Since December I have been able to eat some white wheat products. I still cannot handle anything that is 100% wheat like pasta or bread. I immediately start having issues and my face breaks out with a HUGE rash…it's not pretty let me tell you!
So, because of that I get lazy about posting gluten free recipes. I received an email from a friend asking me about some ideas for her daughter. She is very sensitive and intolerant of wheat specifically. In the course of our exchange, she mentioned that her daughter missed waffles the most.
I can relate. There were so many things I missed too. Waffles, Pancakes, French Bread and so on. The challenge is finding something that taste and feels like what you are used to.
I told my friend that I would work on finding or creating a recipe that she could make for her daughter.
I know that there are several recipes around the web (probably a few 1000 in fact) but I don't have all day to be on the computer reading reviews and such.
I decided to just use what I know and pull something together. I admit it took a couple of batches to find the right taste and texture.
There are a few things to remember though. You can't eat them right out of the waffle iron. For some reason the mix (and this is normal with a lot of gluten free items) needs to sit and cool slightly. If you don't do this, then it is gummy and not good. In fact, for me, I prefer to make them and have them cool completely then microwave them for a few minutes.

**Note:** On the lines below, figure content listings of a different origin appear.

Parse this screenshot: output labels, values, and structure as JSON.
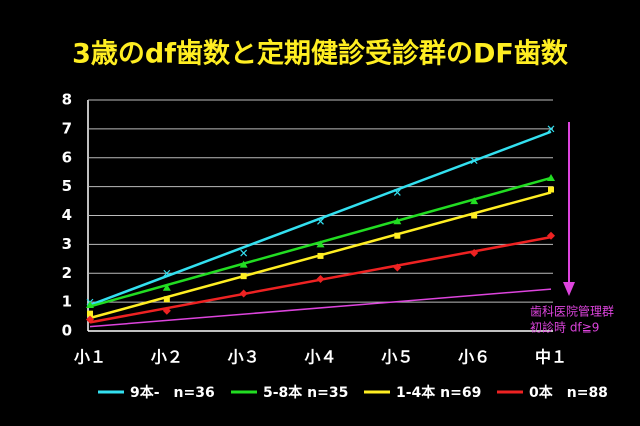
{
  "chart_data": {
    "type": "line",
    "title": "3歳のdf歯数と定期健診受診群のDF歯数",
    "categories": [
      "小１",
      "小２",
      "小３",
      "小４",
      "小５",
      "小６",
      "中１"
    ],
    "ylim": [
      0,
      8
    ],
    "yticks": [
      0,
      1,
      2,
      3,
      4,
      5,
      6,
      7,
      8
    ],
    "grid": true,
    "series": [
      {
        "name": "9本-　n=36",
        "color": "#33e0f0",
        "values": [
          1.0,
          2.0,
          2.7,
          3.8,
          4.8,
          5.9,
          7.0
        ],
        "trend": [
          0.9,
          6.9
        ]
      },
      {
        "name": "5-8本 n=35",
        "color": "#22dd22",
        "values": [
          0.9,
          1.5,
          2.3,
          3.0,
          3.8,
          4.5,
          5.3
        ],
        "trend": [
          0.85,
          5.3
        ]
      },
      {
        "name": "1-4本 n=69",
        "color": "#ffee22",
        "values": [
          0.6,
          1.1,
          1.9,
          2.6,
          3.3,
          4.0,
          4.9
        ],
        "trend": [
          0.45,
          4.8
        ]
      },
      {
        "name": "0本　n=88",
        "color": "#ee2222",
        "values": [
          0.4,
          0.7,
          1.3,
          1.8,
          2.2,
          2.7,
          3.3
        ],
        "trend": [
          0.3,
          3.25
        ]
      }
    ],
    "reference": {
      "labels": [
        "歯科医院管理群",
        "初診時 df≧9"
      ],
      "color": "#dd44dd",
      "trend": [
        0.15,
        1.45
      ]
    }
  }
}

That is just me though.
Working with gluten free flours and starches takes a bit to understand which flours work well and how much to use. I did make a batch of waffles with some buckwheat and oat flour that I loved. The kids thought the flavor was too strong. I LOVE buckwheat. When substituting these flours think in terms of percentages. I try to only replace about 25% of the rice flour with the grain flours (teff, quinoa, oat, etc).
Baking breads, muffins and other goods requires the use of xanthum gum at times. When you decide to venture into this area of baking I would recommend buying a cook book or searching out recipes on the web. There are lots of gluten free sites that have wonderful recipes.
Bake to the waffles…..they are good and I hope that you enjoy them too!
|I purposely left off the syrup so that you could see how fluffy the waffles were.|
Recipe: Gluten Free Waffles, makes 8 waffles
1 cup of white rice flour
1/2 cup of potato starch (not potato flour..it is not the same)
1/4 cup of tapioca flour
2 tsp. baking powder
1/2 tsp. baking soda
1 tsp. salt
1 tsp. sugar
1/4 cup of canola oil
2 eggs (at room temperature)
1 1/2 cups of buttermilk
In two separate bowls, mix the dry ingredients REALLY GOOD in one and in the other, mix the wet ingredients.
Combine the wet into the dry and stir until smooth.
Heat your waffle iron and add your mix.
Cook each waffle until golden brown. My waffle iron was taking about 5 minutes. Check your manual for cook times.
Let cool on a cookie rack until ready to eat. Store in baggies and refrigerate. Microwave for a few seconds and serve with syrup.